If only nonprofits, and specifically those who run them, had the mentality of a “for profit” business, they’d be far more successful.
Great article illustrating a big problem, David!
Thanks,
Steve
WinningCause.org
This happened recently to a major institution that neighbours ours (I dare not be more specific!). A donor proposed to make an enormous gift — way more than the $50K mentioned in your article — but one of the principals of said institution went along to persuade the donor to put the money somewhere else. Guess what happened!?
Catherine,
Far to often people fail to listen to donors. There is a tendency to put an organization’s needs ahead of a donor’s wishes.
Sometimes the best thing to do is to accept an appropriate gift rather than sell a needed project. You can always ask for additional gifts once you have made the donor happy by being responsive.
I find the following to be universally good advice in these situations; Listen first; then ask questions, and finally respond in a way that furthers both your institution’s mission and the donor’s needs.
excellent article, thanks for sharing.
Hi David,
I work for VON Canada (Victorian Order of Nurses) a not-for-profit and charitable organization that operates in communities across Canada. I very much enjoyed this article and wondered if I could have permission to share it with our 53 sites in our organization's newsletter. I would of course give full attribution and include your website.

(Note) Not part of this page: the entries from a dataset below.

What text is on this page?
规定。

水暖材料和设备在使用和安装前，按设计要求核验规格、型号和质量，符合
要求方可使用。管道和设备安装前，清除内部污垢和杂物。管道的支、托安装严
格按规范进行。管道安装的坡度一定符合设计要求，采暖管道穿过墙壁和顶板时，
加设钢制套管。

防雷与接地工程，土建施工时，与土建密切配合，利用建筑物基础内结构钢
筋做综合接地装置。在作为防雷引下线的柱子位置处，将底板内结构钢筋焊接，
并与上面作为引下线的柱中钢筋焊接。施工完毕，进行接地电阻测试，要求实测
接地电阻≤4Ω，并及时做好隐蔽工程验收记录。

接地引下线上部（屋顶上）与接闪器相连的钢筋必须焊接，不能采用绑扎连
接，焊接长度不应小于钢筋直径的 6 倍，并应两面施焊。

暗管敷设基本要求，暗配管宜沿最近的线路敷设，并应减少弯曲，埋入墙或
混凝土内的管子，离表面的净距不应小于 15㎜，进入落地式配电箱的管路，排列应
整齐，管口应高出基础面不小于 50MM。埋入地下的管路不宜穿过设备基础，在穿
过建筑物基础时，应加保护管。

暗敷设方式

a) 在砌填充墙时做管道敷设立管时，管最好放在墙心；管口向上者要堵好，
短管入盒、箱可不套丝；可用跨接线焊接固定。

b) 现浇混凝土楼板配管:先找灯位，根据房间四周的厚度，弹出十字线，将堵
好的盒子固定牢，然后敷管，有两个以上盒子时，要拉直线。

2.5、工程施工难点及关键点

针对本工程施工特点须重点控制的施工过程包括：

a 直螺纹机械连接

Please let me know if that would be ok.
Thanks,
Debra
Debra,
Tony, Joyce, and I are always happy when someone shares what we post on this website. All three of us care deeply about nonprofit organizations and their place in the world of philanthropy. You may of course share this article. I only ask that you give proper attribution to the website and to me as the writer. A link to the article and to the website's homepage wherever you can place one would be greatly appreciated. Hopefully that will bring more people who may also find benefit in what is posted on raise-funds.com.